How many people are likely to be attending, do other family members know? If it’s very small then that does add to the awkwardness; but I’ve been to several medium/large weddings and had barely any interaction with the bride and groom because it’s been busy and hectic. At anything other than a small wedding, you aren’t going to have to worry about “being blanked” so much as just not having much interaction at all.

RebelStarChild · 18/02/2025 13:16

Your sister just stopped talking to you one day and you never asked why?
Has no one else noticed that she just blanks you? They never asked why either?

TheGlamour · 18/02/2025 13:17

What do you want from your relationship going forward?

Bearing in mind any other family whose contentment may matter to you.

If you have no interest at all in a thawing of hostilities then just decline the invitation.

If you think there’s any possibility that marriage might offer your sister a new perspective on life - and you’d be open to improved relations with her - then go. She may not acknowledge you on the day, but she won’t forget that you made the effort.

TipsyJoker · 18/02/2025 13:25

Do you want a relationship with her? Do you want to go? If the answer to both is no, then don’t go. If the answer to either is yes. Go.

Quitelikeit · 18/02/2025 13:28

Who the hell does that?!

If you want to make amends then reach out prior to going

If not then just don’t bother going

Girlmom35 · 18/02/2025 13:38

I would not go unless there has been a conversation prior to the wedding to smooth things over.
I would be very curious to know what motivated her to invite you. Did she do it as an attempt to reconsile or was it just a family obligation?

TheGlamour · 18/02/2025 13:43

Perhaps the person she is marrying has pointed out how sad it will be if they have children who never get to know their aunt?

And really, so many threads here with OPs bemoaning lack of family help with tiny children. Or poor communication with siblings as their shared parents become elderly and need help.

Life is long. Family rupture is unnatural and hugely inconvenient for all concerned.

GinToBegin · 18/02/2025 13:56

Life is long. Family rupture is unnatural and hugely inconvenient for all concerned.

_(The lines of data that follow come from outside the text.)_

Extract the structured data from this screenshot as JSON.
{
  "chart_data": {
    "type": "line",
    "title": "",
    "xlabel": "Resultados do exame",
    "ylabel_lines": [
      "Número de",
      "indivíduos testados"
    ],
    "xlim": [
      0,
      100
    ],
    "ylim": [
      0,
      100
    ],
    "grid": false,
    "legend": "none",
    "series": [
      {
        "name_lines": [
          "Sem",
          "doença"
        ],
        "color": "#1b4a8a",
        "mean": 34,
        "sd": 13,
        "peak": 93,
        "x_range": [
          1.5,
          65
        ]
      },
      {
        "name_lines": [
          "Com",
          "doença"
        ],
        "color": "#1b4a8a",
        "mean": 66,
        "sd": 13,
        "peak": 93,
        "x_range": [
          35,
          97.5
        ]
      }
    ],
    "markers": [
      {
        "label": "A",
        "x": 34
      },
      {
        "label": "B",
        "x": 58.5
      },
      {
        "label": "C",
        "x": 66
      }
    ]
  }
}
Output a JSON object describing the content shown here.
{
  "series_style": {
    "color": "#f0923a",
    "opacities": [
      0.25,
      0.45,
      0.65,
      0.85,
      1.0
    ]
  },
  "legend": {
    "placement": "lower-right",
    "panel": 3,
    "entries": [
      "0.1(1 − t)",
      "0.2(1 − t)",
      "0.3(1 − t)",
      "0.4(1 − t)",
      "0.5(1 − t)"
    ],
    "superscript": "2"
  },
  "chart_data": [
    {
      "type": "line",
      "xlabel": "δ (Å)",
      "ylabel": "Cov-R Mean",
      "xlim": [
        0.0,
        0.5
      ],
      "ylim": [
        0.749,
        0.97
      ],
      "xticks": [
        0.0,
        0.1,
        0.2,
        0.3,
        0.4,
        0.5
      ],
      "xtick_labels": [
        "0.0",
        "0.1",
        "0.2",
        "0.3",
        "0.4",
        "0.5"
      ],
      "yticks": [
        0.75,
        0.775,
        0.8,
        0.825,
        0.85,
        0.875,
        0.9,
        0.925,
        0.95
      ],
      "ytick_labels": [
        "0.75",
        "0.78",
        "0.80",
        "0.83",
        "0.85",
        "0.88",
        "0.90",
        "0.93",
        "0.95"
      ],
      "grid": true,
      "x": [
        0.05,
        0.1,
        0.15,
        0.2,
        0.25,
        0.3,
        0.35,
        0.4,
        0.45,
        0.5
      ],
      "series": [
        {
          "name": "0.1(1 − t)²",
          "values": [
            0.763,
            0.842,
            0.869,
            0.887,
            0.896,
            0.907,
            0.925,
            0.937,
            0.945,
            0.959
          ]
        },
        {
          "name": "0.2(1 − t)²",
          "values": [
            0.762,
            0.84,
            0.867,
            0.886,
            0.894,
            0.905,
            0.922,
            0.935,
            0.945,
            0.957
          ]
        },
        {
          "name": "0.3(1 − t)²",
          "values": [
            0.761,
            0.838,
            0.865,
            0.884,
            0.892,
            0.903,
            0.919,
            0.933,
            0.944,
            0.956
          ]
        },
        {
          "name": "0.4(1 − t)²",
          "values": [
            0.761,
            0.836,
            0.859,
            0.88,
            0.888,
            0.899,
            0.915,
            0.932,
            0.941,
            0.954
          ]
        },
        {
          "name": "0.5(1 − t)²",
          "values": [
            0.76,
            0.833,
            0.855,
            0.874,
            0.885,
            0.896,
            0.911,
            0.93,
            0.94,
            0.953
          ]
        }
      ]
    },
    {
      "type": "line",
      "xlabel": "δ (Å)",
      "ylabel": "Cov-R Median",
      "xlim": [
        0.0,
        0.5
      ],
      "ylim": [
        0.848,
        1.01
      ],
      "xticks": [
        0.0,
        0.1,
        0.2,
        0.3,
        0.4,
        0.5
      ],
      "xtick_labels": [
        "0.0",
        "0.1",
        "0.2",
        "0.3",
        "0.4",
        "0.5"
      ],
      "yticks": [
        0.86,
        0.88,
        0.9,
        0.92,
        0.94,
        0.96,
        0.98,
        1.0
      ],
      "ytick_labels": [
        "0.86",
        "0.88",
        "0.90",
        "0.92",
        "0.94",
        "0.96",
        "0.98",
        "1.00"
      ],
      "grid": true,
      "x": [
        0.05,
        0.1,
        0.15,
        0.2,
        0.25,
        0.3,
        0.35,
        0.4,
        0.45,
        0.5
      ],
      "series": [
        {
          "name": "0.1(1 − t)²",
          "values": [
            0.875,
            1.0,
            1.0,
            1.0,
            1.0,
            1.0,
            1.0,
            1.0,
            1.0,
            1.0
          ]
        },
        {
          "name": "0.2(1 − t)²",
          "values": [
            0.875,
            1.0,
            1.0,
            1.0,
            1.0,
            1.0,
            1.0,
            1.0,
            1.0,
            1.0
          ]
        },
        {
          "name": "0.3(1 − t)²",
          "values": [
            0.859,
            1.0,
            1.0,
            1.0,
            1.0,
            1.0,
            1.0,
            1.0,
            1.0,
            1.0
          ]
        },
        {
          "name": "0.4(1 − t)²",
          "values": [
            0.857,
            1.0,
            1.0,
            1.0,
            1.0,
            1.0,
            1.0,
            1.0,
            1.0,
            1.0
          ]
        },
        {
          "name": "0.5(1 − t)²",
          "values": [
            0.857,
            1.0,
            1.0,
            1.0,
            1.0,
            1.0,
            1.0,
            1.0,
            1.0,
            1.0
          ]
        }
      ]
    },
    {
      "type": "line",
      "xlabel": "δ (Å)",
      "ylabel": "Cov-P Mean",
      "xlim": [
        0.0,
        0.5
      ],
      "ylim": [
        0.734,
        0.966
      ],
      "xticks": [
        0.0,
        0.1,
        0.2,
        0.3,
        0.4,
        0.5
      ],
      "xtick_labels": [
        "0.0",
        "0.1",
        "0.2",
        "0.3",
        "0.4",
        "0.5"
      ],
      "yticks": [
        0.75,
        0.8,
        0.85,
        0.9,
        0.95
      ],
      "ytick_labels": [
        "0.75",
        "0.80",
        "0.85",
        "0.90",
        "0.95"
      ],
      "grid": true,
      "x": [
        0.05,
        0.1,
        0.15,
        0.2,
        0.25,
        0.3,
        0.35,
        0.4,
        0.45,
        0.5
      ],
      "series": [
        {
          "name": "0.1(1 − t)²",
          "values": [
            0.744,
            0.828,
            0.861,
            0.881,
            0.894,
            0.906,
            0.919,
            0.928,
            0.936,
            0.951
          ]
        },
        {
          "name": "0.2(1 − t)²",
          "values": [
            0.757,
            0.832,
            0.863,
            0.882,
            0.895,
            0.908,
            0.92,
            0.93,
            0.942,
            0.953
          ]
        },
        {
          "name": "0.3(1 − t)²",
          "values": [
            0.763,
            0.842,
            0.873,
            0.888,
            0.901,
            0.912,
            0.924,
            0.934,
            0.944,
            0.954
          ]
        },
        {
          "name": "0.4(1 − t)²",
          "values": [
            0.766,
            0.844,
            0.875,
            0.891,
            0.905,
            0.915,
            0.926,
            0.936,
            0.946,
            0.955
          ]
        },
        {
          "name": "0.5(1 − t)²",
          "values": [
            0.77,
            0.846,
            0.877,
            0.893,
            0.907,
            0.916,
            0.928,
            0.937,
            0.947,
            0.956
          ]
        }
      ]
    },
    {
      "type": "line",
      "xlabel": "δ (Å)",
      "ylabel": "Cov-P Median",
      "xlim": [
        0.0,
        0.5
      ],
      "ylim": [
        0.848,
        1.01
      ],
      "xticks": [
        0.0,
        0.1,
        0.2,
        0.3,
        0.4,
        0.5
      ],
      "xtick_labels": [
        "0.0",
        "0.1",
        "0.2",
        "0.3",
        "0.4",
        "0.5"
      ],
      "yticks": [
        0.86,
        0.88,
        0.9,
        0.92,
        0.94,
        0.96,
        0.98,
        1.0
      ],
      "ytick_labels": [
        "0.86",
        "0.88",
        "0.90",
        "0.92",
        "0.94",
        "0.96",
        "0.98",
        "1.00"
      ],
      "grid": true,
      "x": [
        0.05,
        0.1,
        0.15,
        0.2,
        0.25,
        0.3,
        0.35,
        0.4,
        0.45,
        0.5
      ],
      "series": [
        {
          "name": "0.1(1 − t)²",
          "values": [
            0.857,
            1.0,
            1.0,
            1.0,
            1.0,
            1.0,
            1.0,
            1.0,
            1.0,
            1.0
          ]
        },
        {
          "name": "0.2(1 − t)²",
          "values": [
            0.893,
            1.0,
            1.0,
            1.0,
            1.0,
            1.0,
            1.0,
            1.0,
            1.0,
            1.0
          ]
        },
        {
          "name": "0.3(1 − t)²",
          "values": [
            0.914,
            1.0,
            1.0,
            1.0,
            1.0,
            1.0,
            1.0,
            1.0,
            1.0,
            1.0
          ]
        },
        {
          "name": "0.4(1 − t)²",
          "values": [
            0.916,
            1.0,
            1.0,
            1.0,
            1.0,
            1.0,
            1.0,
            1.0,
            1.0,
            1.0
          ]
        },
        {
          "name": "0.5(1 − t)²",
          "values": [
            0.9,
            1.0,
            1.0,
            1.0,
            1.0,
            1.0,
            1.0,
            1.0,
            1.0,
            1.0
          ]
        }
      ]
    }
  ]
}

I don’t know about that. We were estranged from my aunt and uncle for maybe 30 years. Then my aunt reunited us by dying, and next thing you know, we’re back in the fold. But my uncle has a ferocious temper (resulting in some really bad behaviour) and what do you know, there’s been a falling out (because of a wedding, who’d’a thought it?) and we are estranged again.

Those 30 years were long, and for some of them, DM and I could really have used some moral support, but it’ll be a cold day in hell before I have anything more to do with him. It has meant losing contact with cousins, because they daren’t fall out with their father, so I suppose there is that inconvenience, but it’s far, far less than the inconvenience of trying to make a relationship work with someone who is monumentally difficult to deal with.

Honestly OP, I’d skip the wedding altogether. Life is long, but it’s far too short to waste much of it on people who do not value you - and show it.

Comfortablycosy · 18/02/2025 14:04

I think it’s a token invite and you’re meant to decline.

Hannah1011 · 18/02/2025 14:59

What happened for her to blank you like that?

TheGlamour · 18/02/2025 15:03

I acknowledge some things just can’t be saved, @GinToBegin.

And I’m sure there’s a lot more to the story that the OP understandably doesn’t want to share.